Master-eligible nodes


In a elasticsearch production cluster, start with one master-eligible node, stop the elasticsearch service, perform upgrade, and then restart the service. Repeat this until all master-eligible nodes have been upgraded. Since master-eligible nodes do not keep shards and replicas, the process is safe with data so far.

Client nodes


Next stop, upgrade, and restart the client nodes one at a time just like with the master-eligible nodes.

Data nodes


Next, before starting to upgrade any data node in the elasticsearch cluster, dynamically adding a setting to temporarily turn off the resharding of the elasticsearch cluster via restful api calls to the cluster (because if we restart a data node, the shards in the cluster will rebalance). The setting to be temporally disabled is the cluster.routing.allocation.enable, which can be done by issue the following call to the elasticsearch cluster:

curl -X PUT -H "Content-Type: application/json" http://elastic-cluster:9200/_cluster/settings/ -d '
{ "transient": { "cluster.routing.allocation.enable": "none" } }
'
(Note that the "transient" allows the setting to be not permanent)
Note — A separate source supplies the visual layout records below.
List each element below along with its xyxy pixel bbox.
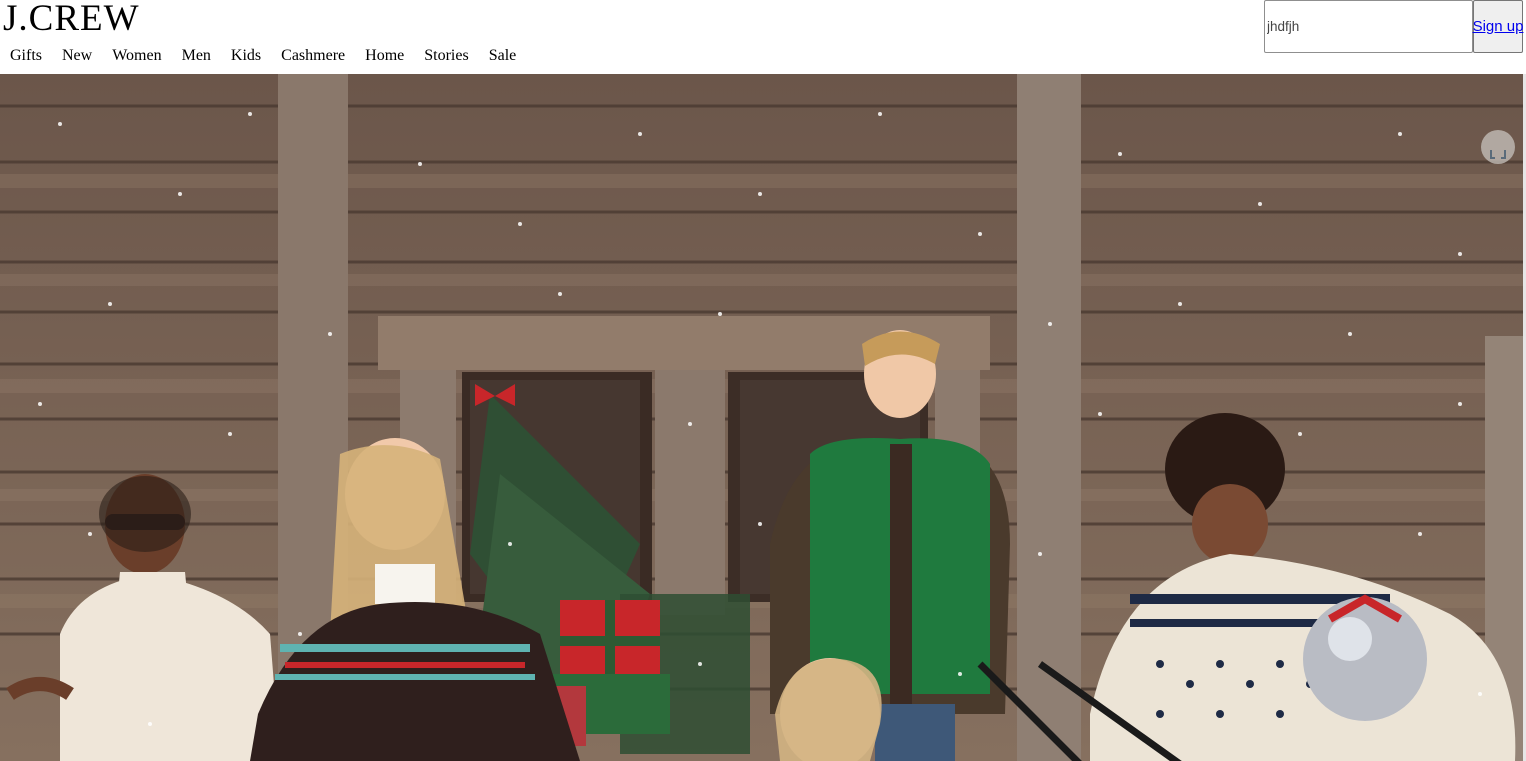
nav-item-home[interactable]: Home [365,46,404,66]
expand-button[interactable] [1481,130,1515,164]
main-nav: Gifts New Women Men Kids Cashmere Home S… [10,46,536,66]
expand-icon [1490,150,1506,159]
hero-image [0,74,1523,761]
nav-item-sale[interactable]: Sale [489,46,517,66]
site-header: J.CREW Gifts New Women Men Kids Cashmere… [0,0,1526,74]
brand-logo[interactable]: J.CREW [3,0,140,43]
nav-item-new[interactable]: New [62,46,92,66]
nav-item-cashmere[interactable]: Cashmere [281,46,345,66]
nav-item-gifts[interactable]: Gifts [10,46,42,66]
hero-banner[interactable] [0,74,1523,761]
nav-item-kids[interactable]: Kids [231,46,261,66]
nav-item-women[interactable]: Women [112,46,161,66]
signup-button[interactable]: Sign up [1473,0,1523,53]
nav-item-men[interactable]: Men [182,46,211,66]
nav-item-stories[interactable]: Stories [424,46,468,66]
search-input[interactable] [1264,0,1473,53]
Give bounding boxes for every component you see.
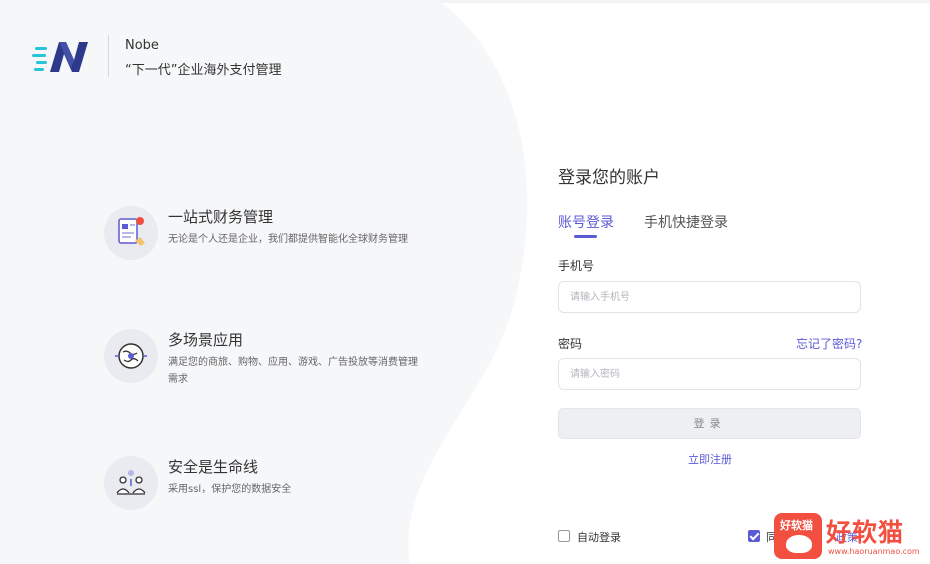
active-tab-indicator	[574, 235, 597, 238]
auto-login-checkbox[interactable]	[558, 530, 570, 542]
tab-phone-login[interactable]: 手机快捷登录	[644, 212, 728, 232]
password-input[interactable]	[558, 358, 861, 390]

Now stop, upgrade and restart a data node. At this point, we can reverse the setting for cluster.routing.allocation.enable by running the curl restful below:

curl -X PUT -H "Content-Type: application/json" http://elastic-cluster:9200/_cluster/settings/ -d '
{ "transient": { "cluster.routing.allocation.enable": "all" } }
'
Once this is done, the origin shards for that data node will be up again.

Next, proceed to the second data node and repeat the process above until all data nodes are upgraded.